[NB: I know, I know, I'm late to the party. I've been sitting on this post for ages.]
He’s good at provoking argument, is the Archbishop. He’s said, in a lecture to the Royal Courts of Justice as a contribution to a series on Islam and English Law, that he believes that adopting certain aspects of Sharia law would help social cohesion:
The problem here is that recognising the authority of a communal religious court to decide finally and authoritatively about such a question would in effect not merely allow an additional layer of legal routes for resolving conflicts and ordering behaviour but would actually deprive members of the minority community of rights and liberties that they were entitled to enjoy as citizens; and while a legal system might properly admit structures or protocols that embody the diversity of moral reasoning in a plural society by allowing scope for a minority group to administer its affairs according to its own convictions, it can hardly admit or ‘license’ protocols that effectively take away the rights it acknowledges as generally valid.
Addressing the Synod, the Archbishop said of his speech:
it posed the question to the legal establishment of whether attempts to accommodate aspects of Islamic law would create an area where the law of the land doesn’t run.
This, I said, would certainly be the case if any practice under Islamic law had the effect of removing from any individual the rights they were entitled to enjoy as a citizen of the UK, and I concluded that nothing should be recognised which had that effect.
So I gather that the proposal is for Muslims to be able to resolve certain sorts of disputes, such as divorce and custody, in Muslim courts, in a similar manner to the way Orthodox Jews may do if they wish, by going to a Beth Din.
The first thing to note is that Dr Williams’s comments have been met with a great deal of hostility by the British press, including all the usual anti-Muslim sentiment that one would expect.
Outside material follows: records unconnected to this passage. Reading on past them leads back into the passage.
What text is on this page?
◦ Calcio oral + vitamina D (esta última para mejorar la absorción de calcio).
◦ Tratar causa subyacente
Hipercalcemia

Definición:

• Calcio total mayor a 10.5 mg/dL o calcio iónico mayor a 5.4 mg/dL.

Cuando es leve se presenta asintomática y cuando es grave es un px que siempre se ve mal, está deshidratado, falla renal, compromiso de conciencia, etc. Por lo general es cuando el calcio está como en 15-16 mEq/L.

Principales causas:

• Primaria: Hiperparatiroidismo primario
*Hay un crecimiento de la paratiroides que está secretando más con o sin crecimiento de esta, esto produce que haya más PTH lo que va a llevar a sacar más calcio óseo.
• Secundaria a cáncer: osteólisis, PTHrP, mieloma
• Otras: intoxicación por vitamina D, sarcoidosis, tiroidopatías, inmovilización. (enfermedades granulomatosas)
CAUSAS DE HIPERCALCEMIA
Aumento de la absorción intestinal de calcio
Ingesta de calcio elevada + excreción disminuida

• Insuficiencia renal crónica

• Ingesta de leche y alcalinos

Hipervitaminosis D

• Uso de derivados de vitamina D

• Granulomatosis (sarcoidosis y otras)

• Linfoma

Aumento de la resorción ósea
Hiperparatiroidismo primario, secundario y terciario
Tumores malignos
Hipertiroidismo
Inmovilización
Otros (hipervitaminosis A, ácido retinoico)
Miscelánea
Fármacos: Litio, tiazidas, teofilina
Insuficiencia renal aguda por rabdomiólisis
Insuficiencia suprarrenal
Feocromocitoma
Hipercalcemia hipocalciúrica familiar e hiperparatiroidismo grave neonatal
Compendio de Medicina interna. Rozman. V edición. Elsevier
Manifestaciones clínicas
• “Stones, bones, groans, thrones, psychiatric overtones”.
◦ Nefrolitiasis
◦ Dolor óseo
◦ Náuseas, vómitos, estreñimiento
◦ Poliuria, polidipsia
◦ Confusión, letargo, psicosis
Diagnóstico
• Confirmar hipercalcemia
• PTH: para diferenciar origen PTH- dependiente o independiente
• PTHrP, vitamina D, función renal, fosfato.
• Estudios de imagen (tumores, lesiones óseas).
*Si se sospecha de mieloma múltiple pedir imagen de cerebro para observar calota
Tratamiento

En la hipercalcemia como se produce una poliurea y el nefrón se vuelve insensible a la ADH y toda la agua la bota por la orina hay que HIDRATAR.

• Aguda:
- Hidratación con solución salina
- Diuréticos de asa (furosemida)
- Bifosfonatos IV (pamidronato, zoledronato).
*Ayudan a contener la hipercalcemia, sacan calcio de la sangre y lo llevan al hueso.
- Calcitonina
The other thing to note is that as far as I’m aware, Muslims in the UK are not in fact clamoring to be able to appeal to Sharia courts.
That said, it does seem to me inconsistent to have religious courts for some groups but not others (not to mention the fact that “secular” law in the UK is based on Christian values, and is not totally secular as a result).
On the other hand, I’m not sure I see a value in having a Beth Din or other religious equivalents. As an aside, I think it is slightly misleading to cite the example of Beth Dins resolving divorce issues, since some of the technicalities of Jewish matrimonial law are not issues to which civil law could ever apply (I don’t think it appropriate for civil law to govern how people practice religion). That said, I’m not sure to what extent Beth Dins deal with purely religious matters, and to what extent they can deal with matters of civil law.
It seems to me that if the fairness of a civil court ruling depends on the religion or lack of religion of the parties involved in the legal proceedings, then we have a problem with our civil legal system. That problem might be with the law or it might be with the setup of legal system (that is, with the way courts run and so on). But if a court ruling is unjust to those in a particular circumstance (eg, the circumstance of having or not having a particular religion), then that legal system is potentially unjust for everyone. That is, the adequacy of that legal system depends entirely on the circumstance of the individual, and that’s not a just system.
I don’t think the solution to that is to have different religious legal systems for people of different religions (and presumably a civil system as well). But I do think there might be mileage to be gained out of seeing whether our civil legal system is indeed just in this respect, and ammending it to make it just if it is not.